I have a guest event for you this week that features two of the three co-editors of the long-running, online, literary journal, Switched-on Gutenberg (23 issues since 1995).

Linda Malnack, an editor at S-oG, has a new chapbook out, and co-editor Roberta Feins wants to sing its praises with a brief review. Linda’s chap is titled 21 Boxes (2016), which may be ordered from dancing girl press and studio.


In 21 Boxes, Linda Malnack has created twenty-one, box-shaped, prose poems that

define and hold grief. The narrator’s husband has moved out, and she has found twenty-one cartons in the crowded garage. These boxes contain the possessions of his

lover. What were they doing there? What is to be done with them? What is to be done with betrayal and anger?

The poems function like boxes where letters, bills, and birthday cards are tossed in higgledy-piggledy. Malnack uses the poems to unearth and examine the past for clues,

explanations and emotions. Details, for example, the “sunset colors” of a pillow, or the address on a mattress receipt are juxtaposed with phrases packed with emotion: “The wife lays awake at night. . . . When [she] looks up at the dark ceiling sometimes she sees clusters of angels, their arms outstretched.”

There is not a single narrative line through these pieces, but as you read, a picture of

the past emerges. The narrator called her husband “The Lie,” an engineer too cold to

touch his wife.
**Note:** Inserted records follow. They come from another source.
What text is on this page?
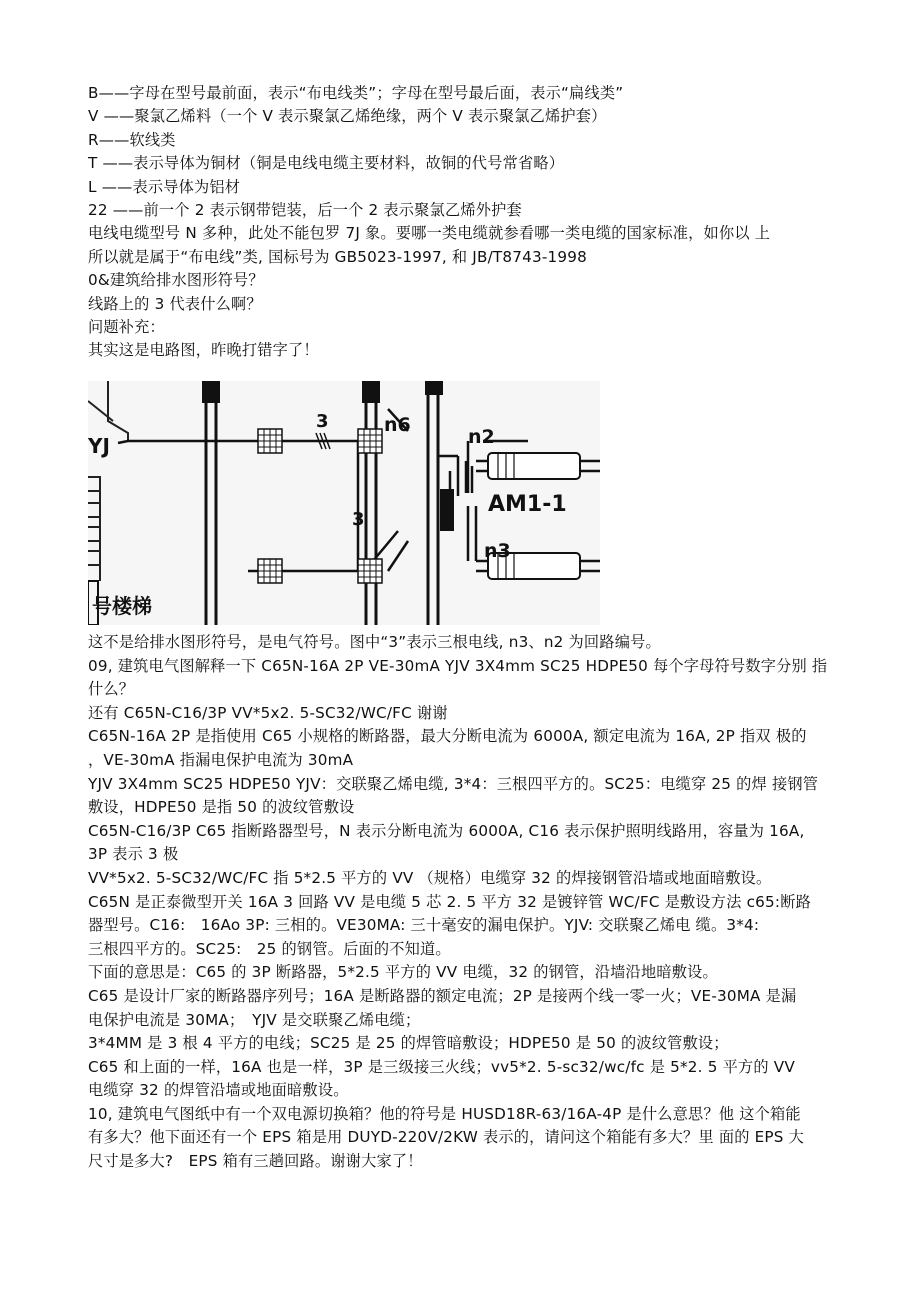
B——字母在型号最前面，表示“布电线类”；字母在型号最后面，表示“扁线类”
V ——聚氯乙烯料（一个 V 表示聚氯乙烯绝缘，两个 V 表示聚氯乙烯护套）
R——软线类
T ——表示导体为铜材（铜是电线电缆主要材料，故铜的代号常省略）
L ——表示导体为铝材
22 ——前一个 2 表示钢带铠装，后一个 2 表示聚氯乙烯外护套
电线电缆型号 N 多种，此处不能包罗 7J 象。要哪一类电缆就参看哪一类电缆的国家标准，如你以 上
所以就是属于“布电线”类, 国标号为 GB5023-1997, 和 JB/T8743-1998
0&建筑给排水图形符号？
线路上的 3 代表什么啊？
问题补充：
其实这是电路图，昨晚打错字了！
n6
n2
n3
AM1-1
3
3
YJ
号楼梯
这不是给排水图形符号，是电气符号。图中“3”表示三根电线, n3、n2 为回路编号。
09, 建筑电气图解释一下 C65N-16A 2P VE-30mA YJV 3X4mm SC25 HDPE50 每个字母符号数字分别 指
什么？
还有 C65N-C16/3P VV*5x2. 5-SC32/WC/FC 谢谢
C65N-16A 2P 是指使用 C65 小规格的断路器，最大分断电流为 6000A, 额定电流为 16A, 2P 指双 极的
，VE-30mA 指漏电保护电流为 30mA
YJV 3X4mm SC25 HDPE50 YJV：交联聚乙烯电缆, 3*4：三根四平方的。SC25：电缆穿 25 的焊 接钢管
敷设，HDPE50 是指 50 的波纹管敷设
C65N-C16/3P C65 指断路器型号，N 表示分断电流为 6000A, C16 表示保护照明线路用，容量为 16A,
3P 表示 3 极
VV*5x2. 5-SC32/WC/FC 指 5*2.5 平方的 VV （规格）电缆穿 32 的焊接钢管沿墙或地面暗敷设。
C65N 是正泰微型开关 16A 3 回路 VV 是电缆 5 芯 2. 5 平方 32 是镀锌管 WC/FC 是敷设方法 c65:断路
器型号。C16:　16Ao 3P: 三相的。VE30MA: 三十毫安的漏电保护。YJV: 交联聚乙烯电 缆。3*4:
三根四平方的。SC25:　25 的钢管。后面的不知道。
下面的意思是：C65 的 3P 断路器，5*2.5 平方的 VV 电缆，32 的钢管，沿墙沿地暗敷设。
C65 是设计厂家的断路器序列号；16A 是断路器的额定电流；2P 是接两个线一零一火；VE-30MA 是漏
电保护电流是 30MA；　YJV 是交联聚乙烯电缆；
3*4MM 是 3 根 4 平方的电线；SC25 是 25 的焊管暗敷设；HDPE50 是 50 的波纹管敷设；
C65 和上面的一样，16A 也是一样，3P 是三级接三火线；vv5*2. 5-sc32/wc/fc 是 5*2. 5 平方的 VV
电缆穿 32 的焊管沿墙或地面暗敷设。
10, 建筑电气图纸中有一个双电源切换箱？他的符号是 HUSD18R-63/16A-4P 是什么意思？他 这个箱能
有多大？他下面还有一个 EPS 箱是用 DUYD-220V/2KW 表示的，请问这个箱能有多大？里 面的 EPS 大
尺寸是多大?　EPS 箱有三趟回路。谢谢大家了！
Slowly the poems change tone—from list and parable to poems where

the narrator speaks in the voice of an anguished “I”: “I make of myself a mannequin in a

window, and of reason, loss. I make of loss a cake with raspberry filling.”
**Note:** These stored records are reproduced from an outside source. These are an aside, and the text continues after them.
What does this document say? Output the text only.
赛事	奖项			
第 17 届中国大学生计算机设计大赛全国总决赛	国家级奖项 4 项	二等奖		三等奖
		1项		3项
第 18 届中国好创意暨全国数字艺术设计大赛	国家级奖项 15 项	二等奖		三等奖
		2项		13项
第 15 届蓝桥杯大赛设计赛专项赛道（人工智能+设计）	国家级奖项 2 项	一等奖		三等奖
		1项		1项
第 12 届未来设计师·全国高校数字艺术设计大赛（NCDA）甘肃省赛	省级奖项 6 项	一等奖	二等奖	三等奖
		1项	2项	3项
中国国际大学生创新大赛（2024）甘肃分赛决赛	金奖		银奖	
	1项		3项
The beauty and art in the poems would be hard to contain in many more poems, in

many more boxes.

~Roberta Feins

Author bio: Roberta Feins received her MFA in poetry from New England College, where she studied with Judith Hall, D. A. Powell, Carol Frost, and Alicia Ostriker. Her poems have been published in Five AM, Antioch Review, The Cortland Review, and The Gettysburg Review, among others. Her chapbook, Something Like a River, was published by Moon Path Press in 2013.

Now, it just so happens that Roberta, also, has a new chapbook out, titled Herald — which won the 2016 Coal Hill Review Chapbook Contest. Herald can be ordered from Autumn House Press.
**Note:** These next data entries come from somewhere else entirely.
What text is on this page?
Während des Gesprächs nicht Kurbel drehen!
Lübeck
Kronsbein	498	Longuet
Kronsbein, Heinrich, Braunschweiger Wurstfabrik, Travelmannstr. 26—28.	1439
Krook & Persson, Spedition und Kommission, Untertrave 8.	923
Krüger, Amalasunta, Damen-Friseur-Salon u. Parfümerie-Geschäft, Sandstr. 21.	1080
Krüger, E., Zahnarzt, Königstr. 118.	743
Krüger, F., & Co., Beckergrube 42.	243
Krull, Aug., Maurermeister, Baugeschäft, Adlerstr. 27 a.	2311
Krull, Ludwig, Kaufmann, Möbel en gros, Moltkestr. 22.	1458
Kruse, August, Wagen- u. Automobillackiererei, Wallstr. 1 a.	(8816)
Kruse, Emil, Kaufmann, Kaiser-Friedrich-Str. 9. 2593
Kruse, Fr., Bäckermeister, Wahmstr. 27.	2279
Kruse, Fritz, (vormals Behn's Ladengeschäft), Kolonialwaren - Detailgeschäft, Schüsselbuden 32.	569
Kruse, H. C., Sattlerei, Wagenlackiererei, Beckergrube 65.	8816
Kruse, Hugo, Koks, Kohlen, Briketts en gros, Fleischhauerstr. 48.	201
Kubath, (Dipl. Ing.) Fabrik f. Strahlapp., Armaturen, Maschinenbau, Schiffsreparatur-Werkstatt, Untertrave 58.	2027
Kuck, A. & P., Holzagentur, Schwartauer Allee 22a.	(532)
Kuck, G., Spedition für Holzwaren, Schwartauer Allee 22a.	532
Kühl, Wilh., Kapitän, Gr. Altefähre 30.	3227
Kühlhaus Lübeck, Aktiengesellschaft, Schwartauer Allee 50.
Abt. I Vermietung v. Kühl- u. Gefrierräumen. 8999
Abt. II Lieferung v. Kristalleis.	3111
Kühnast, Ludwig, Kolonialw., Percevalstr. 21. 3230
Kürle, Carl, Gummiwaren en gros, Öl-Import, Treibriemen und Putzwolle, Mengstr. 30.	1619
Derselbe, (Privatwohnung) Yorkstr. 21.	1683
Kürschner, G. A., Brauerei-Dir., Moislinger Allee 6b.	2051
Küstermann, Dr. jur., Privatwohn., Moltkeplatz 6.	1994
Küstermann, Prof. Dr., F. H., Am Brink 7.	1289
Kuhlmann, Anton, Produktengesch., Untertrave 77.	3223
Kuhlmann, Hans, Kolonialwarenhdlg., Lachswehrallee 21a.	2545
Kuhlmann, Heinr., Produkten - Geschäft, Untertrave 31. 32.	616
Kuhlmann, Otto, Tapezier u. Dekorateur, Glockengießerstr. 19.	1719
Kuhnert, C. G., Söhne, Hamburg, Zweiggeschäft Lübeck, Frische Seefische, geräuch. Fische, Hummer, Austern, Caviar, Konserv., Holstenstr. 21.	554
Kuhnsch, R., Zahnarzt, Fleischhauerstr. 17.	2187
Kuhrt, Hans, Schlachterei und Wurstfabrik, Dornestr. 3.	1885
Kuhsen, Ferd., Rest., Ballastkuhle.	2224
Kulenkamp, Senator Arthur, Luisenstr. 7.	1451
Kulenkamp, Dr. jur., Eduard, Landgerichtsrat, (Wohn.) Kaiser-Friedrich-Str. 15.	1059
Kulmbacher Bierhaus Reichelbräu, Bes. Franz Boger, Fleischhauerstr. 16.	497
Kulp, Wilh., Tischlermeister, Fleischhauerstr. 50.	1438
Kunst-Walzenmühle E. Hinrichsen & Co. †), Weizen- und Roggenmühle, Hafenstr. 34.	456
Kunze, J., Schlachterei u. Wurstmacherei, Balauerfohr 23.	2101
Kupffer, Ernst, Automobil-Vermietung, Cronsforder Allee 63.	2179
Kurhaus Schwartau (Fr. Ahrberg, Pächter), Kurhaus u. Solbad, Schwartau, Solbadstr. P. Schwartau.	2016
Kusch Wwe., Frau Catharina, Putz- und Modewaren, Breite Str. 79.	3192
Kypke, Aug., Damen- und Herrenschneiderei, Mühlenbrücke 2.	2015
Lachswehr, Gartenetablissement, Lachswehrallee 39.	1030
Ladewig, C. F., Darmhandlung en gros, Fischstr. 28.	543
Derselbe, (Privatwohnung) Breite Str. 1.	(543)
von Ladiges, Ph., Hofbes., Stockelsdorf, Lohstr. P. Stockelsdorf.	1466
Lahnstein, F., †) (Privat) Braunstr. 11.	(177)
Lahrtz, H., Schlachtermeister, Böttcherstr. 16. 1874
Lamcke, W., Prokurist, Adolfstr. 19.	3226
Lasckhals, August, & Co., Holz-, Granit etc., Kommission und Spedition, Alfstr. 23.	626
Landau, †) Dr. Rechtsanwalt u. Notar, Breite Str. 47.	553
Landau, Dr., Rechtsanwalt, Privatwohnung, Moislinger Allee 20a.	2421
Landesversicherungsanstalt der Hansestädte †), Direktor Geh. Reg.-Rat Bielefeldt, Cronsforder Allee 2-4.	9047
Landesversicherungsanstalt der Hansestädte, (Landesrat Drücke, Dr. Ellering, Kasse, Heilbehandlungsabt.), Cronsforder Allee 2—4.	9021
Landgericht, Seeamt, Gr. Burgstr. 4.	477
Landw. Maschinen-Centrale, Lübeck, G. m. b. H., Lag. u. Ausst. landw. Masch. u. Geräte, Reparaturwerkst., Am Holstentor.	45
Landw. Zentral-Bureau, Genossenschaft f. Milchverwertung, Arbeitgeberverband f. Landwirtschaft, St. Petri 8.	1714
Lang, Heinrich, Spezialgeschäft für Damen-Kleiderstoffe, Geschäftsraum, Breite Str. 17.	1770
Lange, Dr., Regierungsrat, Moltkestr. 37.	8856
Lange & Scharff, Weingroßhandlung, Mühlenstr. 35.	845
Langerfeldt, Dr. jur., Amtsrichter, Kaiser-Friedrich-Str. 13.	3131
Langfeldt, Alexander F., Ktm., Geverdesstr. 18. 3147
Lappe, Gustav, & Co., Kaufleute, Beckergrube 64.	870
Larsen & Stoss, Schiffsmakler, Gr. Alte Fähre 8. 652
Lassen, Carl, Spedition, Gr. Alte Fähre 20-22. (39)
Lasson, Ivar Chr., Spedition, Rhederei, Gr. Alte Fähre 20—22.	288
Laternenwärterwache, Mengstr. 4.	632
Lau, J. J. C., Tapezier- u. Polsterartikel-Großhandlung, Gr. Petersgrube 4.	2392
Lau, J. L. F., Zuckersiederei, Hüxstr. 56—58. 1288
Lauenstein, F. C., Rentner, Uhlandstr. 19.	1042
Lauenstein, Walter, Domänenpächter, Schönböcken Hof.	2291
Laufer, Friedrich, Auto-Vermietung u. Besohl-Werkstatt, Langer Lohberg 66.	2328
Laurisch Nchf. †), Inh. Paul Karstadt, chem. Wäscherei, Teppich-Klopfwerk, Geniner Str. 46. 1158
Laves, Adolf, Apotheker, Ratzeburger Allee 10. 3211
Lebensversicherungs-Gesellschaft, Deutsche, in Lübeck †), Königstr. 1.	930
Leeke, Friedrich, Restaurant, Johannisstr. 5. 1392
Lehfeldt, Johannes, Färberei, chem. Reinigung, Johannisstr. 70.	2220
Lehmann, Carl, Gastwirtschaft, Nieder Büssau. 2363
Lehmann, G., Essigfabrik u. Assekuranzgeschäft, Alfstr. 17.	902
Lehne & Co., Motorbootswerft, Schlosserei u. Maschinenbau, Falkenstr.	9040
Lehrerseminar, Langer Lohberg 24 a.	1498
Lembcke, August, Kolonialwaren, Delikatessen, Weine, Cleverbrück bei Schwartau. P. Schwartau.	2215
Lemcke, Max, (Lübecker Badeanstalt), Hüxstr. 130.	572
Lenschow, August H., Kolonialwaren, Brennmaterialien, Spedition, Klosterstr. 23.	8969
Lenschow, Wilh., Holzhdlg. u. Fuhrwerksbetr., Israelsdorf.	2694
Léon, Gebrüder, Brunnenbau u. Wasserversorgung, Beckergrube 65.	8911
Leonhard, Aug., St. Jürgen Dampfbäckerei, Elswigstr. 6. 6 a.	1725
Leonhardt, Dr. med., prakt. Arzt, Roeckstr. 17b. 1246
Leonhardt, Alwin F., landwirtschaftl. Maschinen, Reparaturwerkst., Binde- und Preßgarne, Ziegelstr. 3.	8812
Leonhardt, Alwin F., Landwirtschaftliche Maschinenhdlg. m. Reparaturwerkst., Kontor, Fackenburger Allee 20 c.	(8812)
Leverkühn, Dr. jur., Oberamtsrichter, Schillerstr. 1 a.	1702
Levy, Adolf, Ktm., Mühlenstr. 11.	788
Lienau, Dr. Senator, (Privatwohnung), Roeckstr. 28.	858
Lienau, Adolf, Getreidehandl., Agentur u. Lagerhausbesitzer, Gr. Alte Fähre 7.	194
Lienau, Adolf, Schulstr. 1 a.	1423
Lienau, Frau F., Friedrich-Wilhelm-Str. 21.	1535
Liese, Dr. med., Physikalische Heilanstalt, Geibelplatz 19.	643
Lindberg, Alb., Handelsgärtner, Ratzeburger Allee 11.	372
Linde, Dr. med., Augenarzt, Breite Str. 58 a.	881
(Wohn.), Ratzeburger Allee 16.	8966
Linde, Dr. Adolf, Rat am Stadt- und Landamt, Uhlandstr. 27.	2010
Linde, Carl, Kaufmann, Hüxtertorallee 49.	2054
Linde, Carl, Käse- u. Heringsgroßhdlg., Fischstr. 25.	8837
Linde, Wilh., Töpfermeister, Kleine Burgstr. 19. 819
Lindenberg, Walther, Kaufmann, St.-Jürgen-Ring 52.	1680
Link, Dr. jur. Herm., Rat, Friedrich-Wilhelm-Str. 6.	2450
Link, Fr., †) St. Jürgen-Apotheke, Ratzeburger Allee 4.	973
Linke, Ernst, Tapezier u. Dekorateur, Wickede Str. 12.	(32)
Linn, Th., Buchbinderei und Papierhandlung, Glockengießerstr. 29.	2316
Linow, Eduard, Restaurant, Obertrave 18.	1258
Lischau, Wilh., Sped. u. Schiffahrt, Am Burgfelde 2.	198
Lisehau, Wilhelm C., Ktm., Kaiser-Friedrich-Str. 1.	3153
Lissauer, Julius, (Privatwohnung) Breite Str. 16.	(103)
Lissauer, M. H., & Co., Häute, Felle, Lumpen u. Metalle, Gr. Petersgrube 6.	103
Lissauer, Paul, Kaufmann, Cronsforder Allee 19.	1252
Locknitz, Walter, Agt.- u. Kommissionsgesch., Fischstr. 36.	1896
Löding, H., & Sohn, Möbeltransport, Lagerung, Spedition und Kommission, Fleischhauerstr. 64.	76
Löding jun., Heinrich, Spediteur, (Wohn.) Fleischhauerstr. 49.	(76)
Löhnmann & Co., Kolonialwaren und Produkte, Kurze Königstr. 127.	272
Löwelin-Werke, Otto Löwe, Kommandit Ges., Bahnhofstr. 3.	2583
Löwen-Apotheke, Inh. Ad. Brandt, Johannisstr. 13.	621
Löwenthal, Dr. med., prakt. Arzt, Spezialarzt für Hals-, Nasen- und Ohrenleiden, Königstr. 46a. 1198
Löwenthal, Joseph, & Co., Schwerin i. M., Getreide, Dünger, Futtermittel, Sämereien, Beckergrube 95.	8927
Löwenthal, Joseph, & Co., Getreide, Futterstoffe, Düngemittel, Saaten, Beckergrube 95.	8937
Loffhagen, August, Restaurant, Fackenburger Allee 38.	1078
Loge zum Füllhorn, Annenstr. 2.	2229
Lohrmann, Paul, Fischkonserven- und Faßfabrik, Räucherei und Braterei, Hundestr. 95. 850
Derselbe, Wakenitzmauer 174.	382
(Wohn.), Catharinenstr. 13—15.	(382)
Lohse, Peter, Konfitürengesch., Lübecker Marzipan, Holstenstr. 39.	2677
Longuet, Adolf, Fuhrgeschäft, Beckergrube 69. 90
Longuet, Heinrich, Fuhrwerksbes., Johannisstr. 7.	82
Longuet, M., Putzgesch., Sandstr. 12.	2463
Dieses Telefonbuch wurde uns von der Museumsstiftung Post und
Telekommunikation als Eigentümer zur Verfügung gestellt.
Here’s an excerpt from a review of Roberta’s chap:

Roberta P. Feins’s "herald" is a compelling and fascinating chronicle of one woman’s struggle to

maintain her selfhood in a world that often relegates women to second-class status. The poetry of

Feins offers an alternate vision of feminine existence in this world.

~Sonja James, in The Journal (WV)

So, readers, if you'd like to support our hard-working editors at Switched-on Gutenberg, who are also noteworthy poets, I hope you'll read their chapbooks.